Phil Elger/Bill Evans - D-Day support and diversion
Transcript
Bill: We must have had 14.000 pounds of bombs on board including a big one, I guess, and we couldn't see a ruddy thing. All we could see on the radar was lots of little blips and these were ships, boats, anything on the water showed up, you see, and it was a mess, an absolute mess. We had pathfinders. They were the men who came in first, dropped their markers, and they would tell the rest of the bombers to bomb a certain coloured light and we would do that. Anyway we dropped our bombs on these lights which we were told to do. We couldn't see what was below and it wasn't until we were coming home that, across the channel, we saw visually all the blips and they were boats, you see an when we got back we were told we were the first to bomb on D-Day and that was quite interesting and then again, that night, we went on another one and did the same thing.

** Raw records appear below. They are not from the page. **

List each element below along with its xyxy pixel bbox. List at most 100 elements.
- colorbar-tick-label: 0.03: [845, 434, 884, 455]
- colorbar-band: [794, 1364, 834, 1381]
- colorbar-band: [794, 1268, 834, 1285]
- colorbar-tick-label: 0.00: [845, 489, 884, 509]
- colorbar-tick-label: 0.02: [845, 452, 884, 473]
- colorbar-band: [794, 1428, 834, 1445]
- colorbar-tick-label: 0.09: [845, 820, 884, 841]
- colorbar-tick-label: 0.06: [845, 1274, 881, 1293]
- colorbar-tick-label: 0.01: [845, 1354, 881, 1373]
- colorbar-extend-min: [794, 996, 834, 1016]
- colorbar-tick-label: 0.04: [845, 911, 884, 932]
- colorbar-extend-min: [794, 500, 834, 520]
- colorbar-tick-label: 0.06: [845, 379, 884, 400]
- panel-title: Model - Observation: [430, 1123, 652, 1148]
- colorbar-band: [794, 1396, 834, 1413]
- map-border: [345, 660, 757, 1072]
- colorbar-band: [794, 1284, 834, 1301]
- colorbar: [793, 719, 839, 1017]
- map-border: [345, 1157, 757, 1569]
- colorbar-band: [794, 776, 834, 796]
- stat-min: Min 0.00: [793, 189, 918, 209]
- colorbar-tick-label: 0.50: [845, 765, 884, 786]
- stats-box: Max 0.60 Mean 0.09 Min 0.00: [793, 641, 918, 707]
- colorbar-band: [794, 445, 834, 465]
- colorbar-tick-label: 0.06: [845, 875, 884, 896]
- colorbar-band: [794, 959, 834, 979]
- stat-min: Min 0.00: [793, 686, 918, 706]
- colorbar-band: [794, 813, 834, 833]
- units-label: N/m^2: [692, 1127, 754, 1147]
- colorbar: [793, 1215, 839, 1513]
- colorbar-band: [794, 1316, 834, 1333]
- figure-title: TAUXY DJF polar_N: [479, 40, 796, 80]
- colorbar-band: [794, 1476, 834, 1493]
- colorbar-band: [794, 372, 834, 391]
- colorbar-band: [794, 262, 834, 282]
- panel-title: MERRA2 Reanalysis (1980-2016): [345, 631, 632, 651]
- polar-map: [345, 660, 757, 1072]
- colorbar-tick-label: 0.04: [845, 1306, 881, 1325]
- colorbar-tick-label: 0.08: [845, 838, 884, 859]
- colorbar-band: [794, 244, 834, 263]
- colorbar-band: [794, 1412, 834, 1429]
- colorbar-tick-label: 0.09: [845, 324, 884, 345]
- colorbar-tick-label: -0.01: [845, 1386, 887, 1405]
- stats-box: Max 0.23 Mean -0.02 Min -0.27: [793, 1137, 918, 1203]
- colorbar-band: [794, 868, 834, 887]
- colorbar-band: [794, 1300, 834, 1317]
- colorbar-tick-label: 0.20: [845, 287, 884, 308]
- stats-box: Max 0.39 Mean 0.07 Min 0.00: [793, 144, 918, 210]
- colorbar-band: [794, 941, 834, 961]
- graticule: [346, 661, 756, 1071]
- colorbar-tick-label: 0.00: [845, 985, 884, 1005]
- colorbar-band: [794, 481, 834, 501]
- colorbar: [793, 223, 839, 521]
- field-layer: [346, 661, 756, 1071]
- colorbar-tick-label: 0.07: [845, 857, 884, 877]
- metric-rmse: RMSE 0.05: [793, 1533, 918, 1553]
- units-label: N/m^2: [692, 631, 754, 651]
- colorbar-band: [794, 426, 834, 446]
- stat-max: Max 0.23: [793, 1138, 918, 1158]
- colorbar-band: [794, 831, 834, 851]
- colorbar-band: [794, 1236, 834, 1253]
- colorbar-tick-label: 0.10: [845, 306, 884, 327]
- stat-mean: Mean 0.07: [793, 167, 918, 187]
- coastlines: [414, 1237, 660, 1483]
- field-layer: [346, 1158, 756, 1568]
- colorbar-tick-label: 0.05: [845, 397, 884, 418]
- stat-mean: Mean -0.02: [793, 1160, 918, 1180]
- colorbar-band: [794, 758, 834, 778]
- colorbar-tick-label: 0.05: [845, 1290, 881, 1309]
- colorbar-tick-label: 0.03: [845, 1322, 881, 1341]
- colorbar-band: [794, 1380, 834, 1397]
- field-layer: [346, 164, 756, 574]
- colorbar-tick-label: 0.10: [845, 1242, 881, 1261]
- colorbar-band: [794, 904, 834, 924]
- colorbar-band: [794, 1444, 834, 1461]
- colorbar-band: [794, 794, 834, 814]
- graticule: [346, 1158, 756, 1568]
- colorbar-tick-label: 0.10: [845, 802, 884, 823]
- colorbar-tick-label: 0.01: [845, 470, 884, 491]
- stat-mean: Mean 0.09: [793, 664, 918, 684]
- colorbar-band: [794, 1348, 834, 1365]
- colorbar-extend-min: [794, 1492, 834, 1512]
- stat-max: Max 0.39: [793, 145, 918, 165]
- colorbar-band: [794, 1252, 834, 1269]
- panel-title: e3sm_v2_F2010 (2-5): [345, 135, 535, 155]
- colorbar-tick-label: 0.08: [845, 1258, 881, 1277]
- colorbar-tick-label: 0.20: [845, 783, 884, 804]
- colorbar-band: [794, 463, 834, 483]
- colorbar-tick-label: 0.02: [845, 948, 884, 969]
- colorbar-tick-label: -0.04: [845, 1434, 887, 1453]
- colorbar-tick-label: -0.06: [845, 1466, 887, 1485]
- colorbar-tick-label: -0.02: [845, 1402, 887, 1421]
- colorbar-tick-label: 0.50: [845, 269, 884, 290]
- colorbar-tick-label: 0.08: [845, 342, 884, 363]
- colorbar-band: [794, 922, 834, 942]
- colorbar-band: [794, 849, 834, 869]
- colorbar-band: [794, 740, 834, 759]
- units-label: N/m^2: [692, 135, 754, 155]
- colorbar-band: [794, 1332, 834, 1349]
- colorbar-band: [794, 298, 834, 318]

Phil: We had to go on diversionary plans up North of D-Day and made ourselves as nuisance as we could to draw all the fighters and Germans away from what was happening. We were quite excited by the whole thing. From the air we could see in the distance all the water craft there. It was amazing and then there was a 1050 planes went over.
Bill: That must have been a sight. Of course you'd seen them before but not that numbers.
Phil: It took them hours to go through. All the planes and then these huge gliders. They'd carry a couple of hundred men, about three tanks. They used to let them go and where they landed that was it. I wouldn't have liked to be in them. They were only made of plywood.
Bill: They tell me on the continent there, you know, as the troops were assembling and going along, there were hundreds of these just left there, you know, and they were strange things. If they were lucky enough to land at a drome then of course they would come in and stop, no running along. It looked very strange.